The User Manual
The user manual of old has, unfortunately, largely disappeared from product documentation, especially for commercial products.
However, that doesn’t mean that customers don’t want them. Customers more often wish that they had a user manual that they could use separately from the software. Studies show that customers appreciate the ability to open a PDF or document that is well-organized, allowing them to quickly find the content they need at a given moment.
Remember the user manuals that Microsoft®, Adobe®, Aldus®, and many other companies provided you when you bought their products back in the 1980s? Well, dinosaurs lived longer. Back then, almost all manufacturers had staffs devoted to the production of technical documentation. Today, most customers wish that they had a user manual to use instead of embedded “Help.” They want the ability to open a well-organized PDF or document to quickly find the content they need at a given moment.
Customers use your manuals only as references. They want to quickly obtain an answer to a specific question of immediate concern to them.
The Missing Link
The most critical thing about a user manual is its organization. Unfortunately, many user manuals are written by the engineering staff who design the product.
Why? Because most engineers are focused on the elements that they designed and built. They completely understand the tools and plugins they have built that allow customers to use their product, but…
They rarely know how a customer will use the product. User scenarios should have played a critical role in the Requirement Analysis; The Requirements Analysis should have driven the Design Specification.…Just saying…
The “trick” to technical communication is communication. To communicate, you have to know and understand the audience who will use your content. Sometimes, the choice of terms confuses the issue. Your engineers, who have designed and produced The World’s Greatest Word Processing Application, know that the content entitled “Document Merge” describes how that function creates many copies of the same document, each addressed to a different addressee.

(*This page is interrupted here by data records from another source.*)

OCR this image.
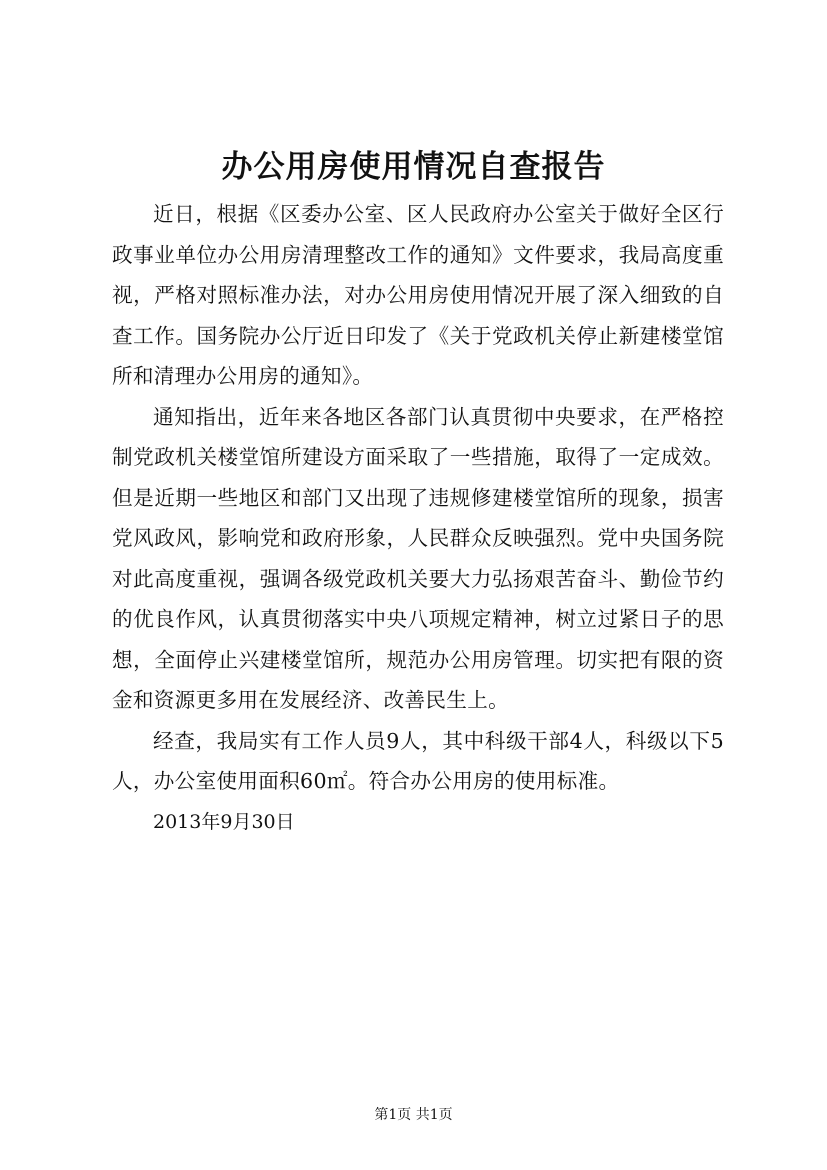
办公用房使用情况自查报告

近日，根据《区委办公室、区人民政府办公室关于做好全区行政事业单位办公用房清理整改工作的通知》文件要求，我局高度重视，严格对照标准办法，对办公用房使用情况开展了深入细致的自查工作。国务院办公厅近日印发了《关于党政机关停止新建楼堂馆所和清理办公用房的通知》。

通知指出，近年来各地区各部门认真贯彻中央要求，在严格控制党政机关楼堂馆所建设方面采取了一些措施，取得了一定成效。但是近期一些地区和部门又出现了违规修建楼堂馆所的现象，损害党风政风，影响党和政府形象，人民群众反映强烈。党中央国务院对此高度重视，强调各级党政机关要大力弘扬艰苦奋斗、勤俭节约的优良作风，认真贯彻落实中央八项规定精神，树立过紧日子的思想，全面停止兴建楼堂馆所，规范办公用房管理。切实把有限的资金和资源更多用在发展经济、改善民生上。

经查，我局实有工作人员9人，其中科级干部4人，科级以下5人，办公室使用面积60㎡。符合办公用房的使用标准。

2013年9月30日

第1页 共1页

The secretary who uses your product, however, may think that title describes how to take several different document files and merge them into one. If that is the case, the secretary pours over the table of contents and index, or searches—in vain—for a heading or content tagged for “mass mail” or “mail merge.”

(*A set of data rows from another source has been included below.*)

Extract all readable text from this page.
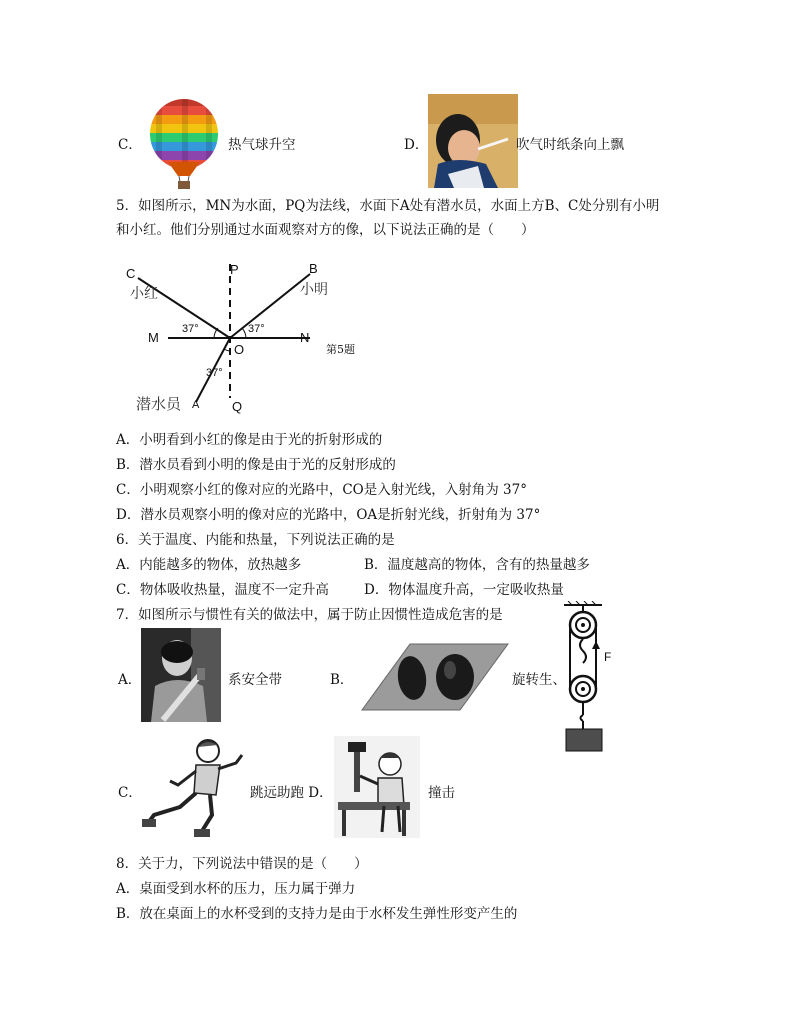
C．	热气球升空	D．	吹气时纸条向上飘
5．如图所示，MN为水面，PQ为法线，水面下A处有潜水员，水面上方B、C处分别有小明
和小红。他们分别通过水面观察对方的像，以下说法正确的是（　　）
C	P	B
M	N
O
Q
A
37°	37°
37°
小红	小明
潜水员
第5题
A．小明看到小红的像是由于光的折射形成的
B．潜水员看到小明的像是由于光的反射形成的
C．小明观察小红的像对应的光路中，CO是入射光线，入射角为 37°
D．潜水员观察小明的像对应的光路中，OA是折射光线，折射角为 37°
6．关于温度、内能和热量，下列说法正确的是
A．内能越多的物体，放热越多	B．温度越高的物体，含有的热量越多
C．物体吸收热量，温度不一定升高	D．物体温度升高，一定吸收热量
7．如图所示与惯性有关的做法中，属于防止因惯性造成危害的是
A．	系安全带	B．	旋转生、
F
C．	跳远助跑 D．	撞击
8．关于力，下列说法中错误的是（　　）
A．桌面受到水杯的压力，压力属于弹力
B．放在桌面上的水杯受到的支持力是由于水杯发生弹性形变产生的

Besides, the secretary probably looked for a section or chapter devoted to letters; he or she may also wish that the creation of memoranda and policies were the subjects of separate sections.
Know your audience and their expectations and needs!
If your document is designed, written, and produced to satisfy this principle, you will realize these benefits:
Significantly fewer calls to your Help center
Great product reviews
The content in your user manuals may be used in a variety of additional documentation, such as:
- Marketing literature—ads, brochures, flyers, and so forth
- Quick reference guides
- Website content
- Online blogs & Wikis
You can publish your user manuals on your Website—as a Wiki, for instance. Keep in mind the possibility that your customer may not be able to open your Web site. So, you should provide your manuals in, for instance, an electronic PDF document on a mini-CD or DVD. This form of publication is inexpensive and lets your customer open and search the file so that he or she can quickly find and print the content they need for reference.
How Do Adults Learn?
Adults most often learn by directing themselves and evaluating, on their own, the quality of their learning. In part, this reflects the different influences and demands upon an adult as opposed to a child. The science of teaching children is known as pedagogy whilst that of adult learning is andragogy. When an adult attends a class at a university or an instructor-led seminar, she or he is being taught pedagogically. On the other hand, when your customer installs, opens, and tries to use your product—either hardware or software—he or she is learning andragogically since the adult learner directs his or her own training.